Air ambulance: Cancel, or keep it coming?

air ambulance

Ornge launches project to improve timely access to trauma care for severely injured patients

By Dr. Brodie Nolan

The phones in Ornge’s Operations Control Centre (OCC) ring 24 hours per day, 7 days per week for air ambulance responses across Ontario. Ornge, Ontario’s provider of air ambulance and critical care transport services, transports the most critically ill and injured patients in the province. Approximately 95 per cent of Ornge transports are inter-facility, or hospital to hospital, while the remaining transports are on scene trauma patients.

When Ornge receives a request for an on scene trauma response, the OCC will review all available and closest helicopters to respond. They will then contact the pilots of the closest and available helicopter to conduct a weather check to ensure it is safe to fly. The pilot will accept or decline based on weather and safety. During this process, or often times during the launch of the helicopter, Ornge may be cancelled for multiple reasons, some of which may include death, injuries not requiring air ambulance support or the patient has been transported directly to the hospital by the local paramedic service. Whichever the reason, Ornge is no longer requested to transport the patient at that time. Though, there are many circumstances where an keeping an air ambulance responding may provide benefit to the patient.

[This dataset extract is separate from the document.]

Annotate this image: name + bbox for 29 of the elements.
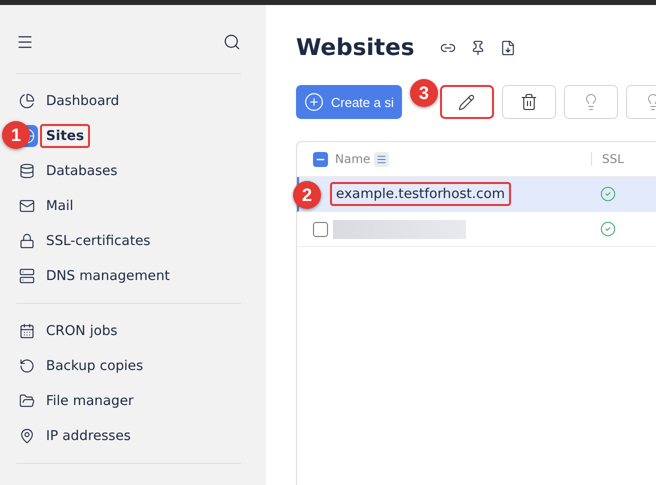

Patients who are treated at a trauma centre have better odds of survival.  Likewise, a delay to receiving care at a trauma centre can result in patient harm.  It’s hard to talk about trauma systems without mentioning the concept of the “Golden Hour”, where there is a goal to get severely injured patients to a trauma centre within 60 minutes of injury.

The pre-hospital care system and emergency medical services therefore are an essential component within a trauma system and there is an incredible amount of coordination required to ensure that severely injured patients get appropriate care.  For many patients, this involves bypassing a local hospital to go directly to a trauma centre.  However, Canadian geography can present a barrier to prompt access to care.  In fact, 40 per cent of patients in Ontario live further than a 60-minute drive to a trauma centre.  These patients rely on an air ambulance scene response. Sometimes, however that system doesn’t work as well as it could.

A recent study of Ornge scene requests found that 35 per cent of trauma scene calls destined for Toronto trauma centres were cancelled, but yet 25 per cent of those patients were still eventually transported to a trauma centre.  It also found this resulted in an average delay of 3.5 hours.  Unfortunately, the reason why Ornge was cancelled was unclear over half the time.

To better understand the reasons behind trauma scene call cancellation, Ornge is beginning a project with the intent of improving timely access to trauma care for severely injured patients.  The project will involve many phases, the first of which is to obtain accurate, timely and actionable information on why Ornge is being cancelled from trauma scene calls.  The purpose is to understand why Ornge is being cancelled from a call and to follow-up to see if patients are eventually transferred to a trauma centre or are able to have appropriate care provided at their local hospital.

Going forward, when Ornge is being cancelled from a trauma scene call, they will be asking the attending paramedics and Ambulance Communications Officer (ACO) to provide one of the following four reasons:

  • Patient did not meet Field Trauma Triage Standards
  • Land EMS taking the patient directly to trauma centre
  • Patient is pronounced deceased
  • Patient refusing transport

If the ACO has not obtained this information from the attending paramedics, when possible, they will contact the crew directly to confirm the reason.

It’s important to remember that, in many cases, there is an alternative option to cancelling the air ambulance which could help reduce delays in transport.   In instances where the local responding paramedics have cancelled an Ornge response and transported the patient to a local hospital, it is recommended they update the OCC and responding Ornge crew as to the patient’s condition and the hospital they are transporting to, rather than cancelling. This would allow Ornge to coordinate what’s known as a “modified scene response.” — This occurs when Ornge is dispatched to an alternate landing site which is not the geographic location of an incident. The Ornge crew can rendezvous with the land Paramedic Service, either at the hospital or on route, for patients who may still require transport to a trauma centre.

Dr. Brodie Nolan is an Ornge Transport Physician and Trauma Team Leader at St. Michael’s Hospital in Toronto.